Martin B Van Der Weyden
Med J Aust 2009; 191 (11): 592. || doi: 10.5694/j.1326-5377.2009.tb03339.x
Published online: 7 December 2009

This year witnessed the roll-out of a suite of reports on the delivery of health care in Australia, ranging from the role of preventive health,1 to the potential directions of primary care,2 the state of Australia’s public hospital system3 and our health care system in general.4 Specific protocols were presumably followed in assembling these reports, employing a convention familiar to doctors: evaluation of systemic symptoms and signs, formulation of diagnoses, and recommendations for appropriate action. However, with the occasional exception,3,5 this cavalcade of reports — despite their long lists of recommendations — failed to provide any substantial blueprints for reform. Absent were any comprehensive and detailed plans outlining remedial action, necessary time frames and attendant costs. It is vital that such essential details be specified in any future reports recommending health care reform.

The reasons why we have been inundated by inquiries and reports since the election of the Rudd Labor Government remain obscure, known only to those with access to privileged Cabinet documentation. But in the absence of a comprehensive pre-election health care policy, we may well speculate that this blitzkrieg of inquiries was a means to fill Labor’s bare policy cupboard. Whatever the reasons, it could be stated that there remains an elephant in the room of health care reform: the inexorable and apparently uncontrollable upward trend of the cost of Australian health care.

Australians consume about $100 billion of health services each year, amounting to about 9% of gross domestic product.6 Fifty years ago, we only spent about a third of this amount on health care. Moreover, it is projected that in the next 25 years, health and aged care spending will increase to almost $250 billion per year.6 Commenting on this phenomenon, Tom Dusevic, national affairs correspondent for the Australian Financial Review, claimed:

In Australia, we have never had a serious community debate about how much we may actually wish to spend on health care. Nor have we dared to address the even more thorny issue of where our health care dollars should be allocated. Instead we resort to covert rationing, such as blow-outs of elective surgery waiting times and other forms of access rationing.
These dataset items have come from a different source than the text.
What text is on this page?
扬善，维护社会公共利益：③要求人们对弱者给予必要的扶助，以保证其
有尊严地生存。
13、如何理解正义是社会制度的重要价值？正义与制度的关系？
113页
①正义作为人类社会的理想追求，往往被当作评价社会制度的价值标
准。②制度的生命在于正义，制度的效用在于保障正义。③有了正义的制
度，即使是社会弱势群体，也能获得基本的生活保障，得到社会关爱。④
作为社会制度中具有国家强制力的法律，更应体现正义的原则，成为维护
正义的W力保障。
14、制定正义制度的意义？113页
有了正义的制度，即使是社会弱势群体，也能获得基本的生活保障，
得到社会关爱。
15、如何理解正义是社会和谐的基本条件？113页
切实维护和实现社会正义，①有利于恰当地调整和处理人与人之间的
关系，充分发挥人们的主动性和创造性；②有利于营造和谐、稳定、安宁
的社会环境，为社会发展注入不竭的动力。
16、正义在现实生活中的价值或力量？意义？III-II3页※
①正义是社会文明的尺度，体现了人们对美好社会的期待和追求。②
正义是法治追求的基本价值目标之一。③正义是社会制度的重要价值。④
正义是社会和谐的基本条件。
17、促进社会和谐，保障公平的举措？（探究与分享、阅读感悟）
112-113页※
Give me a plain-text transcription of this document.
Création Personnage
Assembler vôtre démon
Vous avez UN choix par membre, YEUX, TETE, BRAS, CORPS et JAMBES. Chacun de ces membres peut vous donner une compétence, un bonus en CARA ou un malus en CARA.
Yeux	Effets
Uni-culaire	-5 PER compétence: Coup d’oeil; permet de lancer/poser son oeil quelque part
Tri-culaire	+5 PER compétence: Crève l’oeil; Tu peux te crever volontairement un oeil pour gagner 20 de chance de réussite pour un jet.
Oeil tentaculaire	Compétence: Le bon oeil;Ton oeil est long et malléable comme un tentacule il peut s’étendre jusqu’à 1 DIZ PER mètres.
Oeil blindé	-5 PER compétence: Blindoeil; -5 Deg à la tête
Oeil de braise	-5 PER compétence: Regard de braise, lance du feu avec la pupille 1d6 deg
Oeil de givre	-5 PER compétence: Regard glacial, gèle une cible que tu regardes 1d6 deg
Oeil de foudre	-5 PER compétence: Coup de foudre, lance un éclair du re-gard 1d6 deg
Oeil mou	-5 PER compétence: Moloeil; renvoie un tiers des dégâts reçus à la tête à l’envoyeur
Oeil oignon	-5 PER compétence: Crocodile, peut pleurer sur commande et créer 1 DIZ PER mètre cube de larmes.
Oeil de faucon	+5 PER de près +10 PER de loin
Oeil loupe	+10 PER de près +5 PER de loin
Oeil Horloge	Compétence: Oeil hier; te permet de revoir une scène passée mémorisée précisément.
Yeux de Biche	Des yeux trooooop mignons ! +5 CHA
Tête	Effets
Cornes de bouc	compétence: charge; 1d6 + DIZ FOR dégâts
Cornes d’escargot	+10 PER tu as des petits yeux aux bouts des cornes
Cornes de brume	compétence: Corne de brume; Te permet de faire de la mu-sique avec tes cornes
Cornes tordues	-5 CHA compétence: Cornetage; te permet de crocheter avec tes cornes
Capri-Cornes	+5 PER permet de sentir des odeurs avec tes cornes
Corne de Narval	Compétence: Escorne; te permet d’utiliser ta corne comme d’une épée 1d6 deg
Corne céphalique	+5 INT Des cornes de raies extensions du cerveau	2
Perhaps the time has come for yet another, even more important, inquiry to openly examine resource allocation in health care — an inquiry that looks at all the multipliers embedded in such a complex and layered system, such as the burgeoning and bloated bureaucracies or our ageing population making decisions of increasing urgency as to how they will spend their last years. It should also advance the means to continuously cost health interventions and tailor these to individual episodes of care and institutions. Without this kind of continuous and current fiscal data, the impact of reform on health care costs will be no more than guesswork.

One can only hope that a holistic and all-embracing inquiry will offset the federal Health Minister’s current monstering of the Australian medical profession vis-a-vis Medicare rebates.7-9 Scapegoating, especially in the absence of hard data, is the refuge of those who wish to oversimplify the debate and divert attention from questionable decisions about the allocation of resources.

The recent stoush with Australian ophthalmologists over the Medicare rebate for cataract surgery8 is one such altercation, which presumably has its rationale in the desire to contain health costs. However, its barely concealed stridency has become increasingly tainted by ideology and the politics of envy. The same factors are presumably driving Labor’s doctor displacement agenda.10 If we are to pursue reform, the elephant in the room — namely, the inherent multiplier effects of these reforms on the cost of health — should be transparent and debated with all stakeholders.

  • Martin B Van Der Weyden1

  • Medical Journal of Australia, Sydney, NSW.